I am going to have a good Saturday--and I want all of you to do the same.

ps...good heavens, i just noticed that i wrote "whee chair" in this post and it cracked me up. Lord, it's really far from that...but I'm going to leave it, it does make one's mind think of waaay funner things than it really is. LOL

8 comments:

josie2shoes said...

Yes, time sure does seem to fly Jamie, even when we're not having that much fun! I can only imagine how hard it is to not be able to accomplish the things that you are used to doing, when typically you are such a motivated person. I'm so glad you are set up to work from home now, that's a little less physically taxing, I'm sure. Your "I can and will handle this" attitude is so inspiring, and reminds me to quit whining. And yes, what other choice do we really have but to deal with what life throws our way. (Nobody said we have to do it gracefully, right? ! :-) The countdown will soon be on until your surgery, and we're believing it's going to make a difference. I'm so glad that H is there to help you with everything, I'm sure he'll get that tree up just fine with your direction. Being there for each other is what life is all about.

Summer said...

You're a lucky girl to have your DH around. Mine tends to get angry if he "has" to do anything and on top of that demands accolades and praise if he *does* do it. Blech.

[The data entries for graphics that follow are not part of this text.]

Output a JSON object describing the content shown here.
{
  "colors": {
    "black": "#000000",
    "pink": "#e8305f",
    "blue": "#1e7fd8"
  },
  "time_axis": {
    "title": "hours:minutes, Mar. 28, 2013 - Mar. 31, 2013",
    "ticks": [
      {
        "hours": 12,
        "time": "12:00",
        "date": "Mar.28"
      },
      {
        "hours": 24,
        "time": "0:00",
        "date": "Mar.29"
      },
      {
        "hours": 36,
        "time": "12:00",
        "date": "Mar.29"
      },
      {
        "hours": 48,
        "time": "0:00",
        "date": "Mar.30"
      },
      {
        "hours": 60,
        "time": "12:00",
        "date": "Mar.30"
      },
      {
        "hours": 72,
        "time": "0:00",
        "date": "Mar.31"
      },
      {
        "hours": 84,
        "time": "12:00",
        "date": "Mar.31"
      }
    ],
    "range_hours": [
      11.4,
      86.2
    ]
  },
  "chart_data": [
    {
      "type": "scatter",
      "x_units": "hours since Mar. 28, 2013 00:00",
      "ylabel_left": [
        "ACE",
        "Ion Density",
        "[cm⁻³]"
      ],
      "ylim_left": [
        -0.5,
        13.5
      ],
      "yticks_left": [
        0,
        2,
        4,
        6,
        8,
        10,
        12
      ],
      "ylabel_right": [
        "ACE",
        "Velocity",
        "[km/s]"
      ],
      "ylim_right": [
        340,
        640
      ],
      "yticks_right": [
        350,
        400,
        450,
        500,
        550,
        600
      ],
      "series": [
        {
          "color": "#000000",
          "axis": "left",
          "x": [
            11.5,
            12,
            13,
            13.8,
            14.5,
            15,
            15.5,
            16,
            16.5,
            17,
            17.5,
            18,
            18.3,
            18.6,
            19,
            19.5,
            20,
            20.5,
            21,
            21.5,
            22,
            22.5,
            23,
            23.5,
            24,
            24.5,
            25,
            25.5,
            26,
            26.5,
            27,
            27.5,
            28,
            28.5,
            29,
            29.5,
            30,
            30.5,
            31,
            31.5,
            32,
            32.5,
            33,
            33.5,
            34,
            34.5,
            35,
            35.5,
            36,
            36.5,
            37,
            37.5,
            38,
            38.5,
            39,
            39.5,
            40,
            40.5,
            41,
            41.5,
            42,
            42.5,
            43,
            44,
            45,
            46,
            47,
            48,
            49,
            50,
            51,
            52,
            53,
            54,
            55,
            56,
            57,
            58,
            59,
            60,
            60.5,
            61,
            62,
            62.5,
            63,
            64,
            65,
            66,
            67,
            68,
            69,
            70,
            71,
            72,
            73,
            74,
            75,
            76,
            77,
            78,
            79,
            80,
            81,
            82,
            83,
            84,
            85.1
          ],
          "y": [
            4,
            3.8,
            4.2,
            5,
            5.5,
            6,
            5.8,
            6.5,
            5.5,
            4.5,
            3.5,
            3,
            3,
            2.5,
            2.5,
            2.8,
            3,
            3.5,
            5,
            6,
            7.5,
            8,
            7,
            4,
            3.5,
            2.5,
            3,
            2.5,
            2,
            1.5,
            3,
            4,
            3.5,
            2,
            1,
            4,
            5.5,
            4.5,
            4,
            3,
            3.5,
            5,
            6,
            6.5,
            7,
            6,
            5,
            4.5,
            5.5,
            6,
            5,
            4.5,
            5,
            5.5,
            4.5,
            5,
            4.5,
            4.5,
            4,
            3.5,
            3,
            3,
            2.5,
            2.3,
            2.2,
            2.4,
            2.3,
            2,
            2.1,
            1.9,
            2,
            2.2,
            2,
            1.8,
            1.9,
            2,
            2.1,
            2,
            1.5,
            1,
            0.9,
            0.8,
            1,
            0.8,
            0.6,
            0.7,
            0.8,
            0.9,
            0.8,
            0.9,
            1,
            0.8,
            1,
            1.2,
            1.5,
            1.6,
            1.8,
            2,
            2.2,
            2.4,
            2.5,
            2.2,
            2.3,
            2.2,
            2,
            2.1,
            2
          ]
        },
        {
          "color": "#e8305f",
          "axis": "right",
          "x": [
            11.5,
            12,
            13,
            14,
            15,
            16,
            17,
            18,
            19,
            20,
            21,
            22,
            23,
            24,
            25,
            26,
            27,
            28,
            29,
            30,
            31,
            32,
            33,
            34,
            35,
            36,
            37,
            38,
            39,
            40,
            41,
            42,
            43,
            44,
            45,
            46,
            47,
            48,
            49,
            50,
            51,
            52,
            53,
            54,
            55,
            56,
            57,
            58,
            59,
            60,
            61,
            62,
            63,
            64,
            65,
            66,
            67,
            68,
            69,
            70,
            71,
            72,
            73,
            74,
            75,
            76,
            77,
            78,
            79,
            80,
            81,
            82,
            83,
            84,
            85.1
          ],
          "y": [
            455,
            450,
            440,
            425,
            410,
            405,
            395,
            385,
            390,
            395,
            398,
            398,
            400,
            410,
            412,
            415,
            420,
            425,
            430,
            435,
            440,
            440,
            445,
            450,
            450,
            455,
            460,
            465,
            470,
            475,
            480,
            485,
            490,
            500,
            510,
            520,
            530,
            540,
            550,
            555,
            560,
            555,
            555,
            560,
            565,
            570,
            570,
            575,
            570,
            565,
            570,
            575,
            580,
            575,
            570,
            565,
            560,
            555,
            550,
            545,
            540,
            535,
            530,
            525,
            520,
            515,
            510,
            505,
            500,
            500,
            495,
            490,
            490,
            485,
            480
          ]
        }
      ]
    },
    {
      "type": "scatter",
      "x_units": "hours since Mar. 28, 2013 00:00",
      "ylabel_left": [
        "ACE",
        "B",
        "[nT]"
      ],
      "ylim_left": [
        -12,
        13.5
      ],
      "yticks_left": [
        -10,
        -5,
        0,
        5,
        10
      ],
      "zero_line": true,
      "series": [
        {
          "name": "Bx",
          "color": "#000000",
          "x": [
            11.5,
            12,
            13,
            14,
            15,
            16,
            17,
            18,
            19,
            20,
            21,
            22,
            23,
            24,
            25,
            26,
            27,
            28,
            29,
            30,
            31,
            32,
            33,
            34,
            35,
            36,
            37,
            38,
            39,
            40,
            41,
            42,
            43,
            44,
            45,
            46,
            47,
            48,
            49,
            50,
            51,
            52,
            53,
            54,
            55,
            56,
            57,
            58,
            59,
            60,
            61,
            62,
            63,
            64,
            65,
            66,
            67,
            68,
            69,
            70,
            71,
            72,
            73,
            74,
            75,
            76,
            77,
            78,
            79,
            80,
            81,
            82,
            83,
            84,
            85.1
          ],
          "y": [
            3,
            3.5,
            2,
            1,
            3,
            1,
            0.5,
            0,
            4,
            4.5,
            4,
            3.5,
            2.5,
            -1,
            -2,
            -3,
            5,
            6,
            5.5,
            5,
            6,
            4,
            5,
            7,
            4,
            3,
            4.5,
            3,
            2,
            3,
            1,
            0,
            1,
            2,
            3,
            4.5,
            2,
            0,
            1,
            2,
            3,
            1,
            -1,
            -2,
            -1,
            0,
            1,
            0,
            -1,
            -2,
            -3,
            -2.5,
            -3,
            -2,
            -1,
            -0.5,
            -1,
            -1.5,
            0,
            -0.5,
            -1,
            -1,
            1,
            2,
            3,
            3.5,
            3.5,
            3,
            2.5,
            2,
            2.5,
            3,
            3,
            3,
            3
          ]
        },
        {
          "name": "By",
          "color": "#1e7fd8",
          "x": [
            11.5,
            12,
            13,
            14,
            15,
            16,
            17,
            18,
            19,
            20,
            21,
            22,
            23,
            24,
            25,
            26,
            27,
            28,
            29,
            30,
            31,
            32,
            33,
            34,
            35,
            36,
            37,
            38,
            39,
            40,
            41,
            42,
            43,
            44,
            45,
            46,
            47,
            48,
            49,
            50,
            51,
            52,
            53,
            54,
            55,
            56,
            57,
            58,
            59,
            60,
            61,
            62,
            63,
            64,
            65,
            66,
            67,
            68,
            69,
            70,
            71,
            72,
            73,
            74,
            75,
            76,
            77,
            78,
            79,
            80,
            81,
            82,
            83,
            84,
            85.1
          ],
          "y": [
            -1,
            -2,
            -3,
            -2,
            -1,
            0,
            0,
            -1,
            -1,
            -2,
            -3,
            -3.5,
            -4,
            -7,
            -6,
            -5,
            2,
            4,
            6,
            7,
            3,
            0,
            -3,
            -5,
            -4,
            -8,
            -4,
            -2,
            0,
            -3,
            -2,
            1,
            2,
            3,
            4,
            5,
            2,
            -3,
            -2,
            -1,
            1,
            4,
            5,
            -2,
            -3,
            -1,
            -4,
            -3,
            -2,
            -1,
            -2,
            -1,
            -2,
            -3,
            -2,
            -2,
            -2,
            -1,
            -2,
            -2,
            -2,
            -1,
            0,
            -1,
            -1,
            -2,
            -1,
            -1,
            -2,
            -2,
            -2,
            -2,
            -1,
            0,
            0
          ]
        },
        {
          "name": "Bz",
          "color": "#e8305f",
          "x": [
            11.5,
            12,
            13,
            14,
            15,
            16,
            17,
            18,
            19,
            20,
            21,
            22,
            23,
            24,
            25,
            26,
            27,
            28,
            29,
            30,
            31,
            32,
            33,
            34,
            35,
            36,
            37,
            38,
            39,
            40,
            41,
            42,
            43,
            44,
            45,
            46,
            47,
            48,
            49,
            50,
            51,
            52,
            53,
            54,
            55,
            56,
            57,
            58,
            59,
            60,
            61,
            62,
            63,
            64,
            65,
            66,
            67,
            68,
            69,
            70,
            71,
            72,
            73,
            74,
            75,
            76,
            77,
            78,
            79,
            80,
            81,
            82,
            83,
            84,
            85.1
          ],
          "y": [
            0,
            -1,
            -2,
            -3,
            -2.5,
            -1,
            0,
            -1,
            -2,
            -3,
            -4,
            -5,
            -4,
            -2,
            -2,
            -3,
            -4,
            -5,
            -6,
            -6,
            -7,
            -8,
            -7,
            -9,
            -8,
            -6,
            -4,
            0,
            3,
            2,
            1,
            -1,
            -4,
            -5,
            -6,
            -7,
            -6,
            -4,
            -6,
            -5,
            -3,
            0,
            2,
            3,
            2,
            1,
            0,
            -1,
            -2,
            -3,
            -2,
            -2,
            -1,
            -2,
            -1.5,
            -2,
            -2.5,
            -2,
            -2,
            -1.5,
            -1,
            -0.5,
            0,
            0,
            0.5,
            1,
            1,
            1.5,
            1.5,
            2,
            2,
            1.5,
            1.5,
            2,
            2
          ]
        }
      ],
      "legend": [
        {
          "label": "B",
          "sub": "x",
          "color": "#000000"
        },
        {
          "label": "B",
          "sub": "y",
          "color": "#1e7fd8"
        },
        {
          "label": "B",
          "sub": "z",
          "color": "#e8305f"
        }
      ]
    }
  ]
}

What is the date of your surgery? How long will you be in the hospital?

Jamie said...

Summer, the surgery is scheduled for Dec 11th, and it should just be an overnight thing. :) I dread going through it, I just want to "blink" myself past it!

Jamie said...

Jos---we all have things worth whining about, mine is no worse than yours....problems are problems, pain is pain. You are getting an early start on your Saturday----if I could sleep in, I would! Thank you for the always inspiring words, they always help. :)

Mary said...

It was nice to see your comment in my blog block this morning. Sorry to hear that you are facing surgery during the holidays. I'm not very familiar with medical 'stuff' but I googled "cervical myelopathy" and it does NOT look user friendly. Hang in there. We'll all remember you in our prayers and thoughts. Again, thanks for the comment. Visit again soon and so will I.

SOUL said...

good heavens jamie... you crack my ass up!


:))


i was gonna say somethin about the whee chair. but you yanked the fun right out from under me.

anyhow--- i do hope you really are having a happy saturday--- doing something you love to do.

latah....

Angel said...

Happy Thanksgiving Jamie!!!! I wish we could decorate together...it would make it so much more fun, wouldn't it?

Dec. 11 huh? gotta remember that....

Anonymous said...

You are lucky to have H to help you. LOL about the whee chair thing.. its great that you still have a GREAT sense of humor!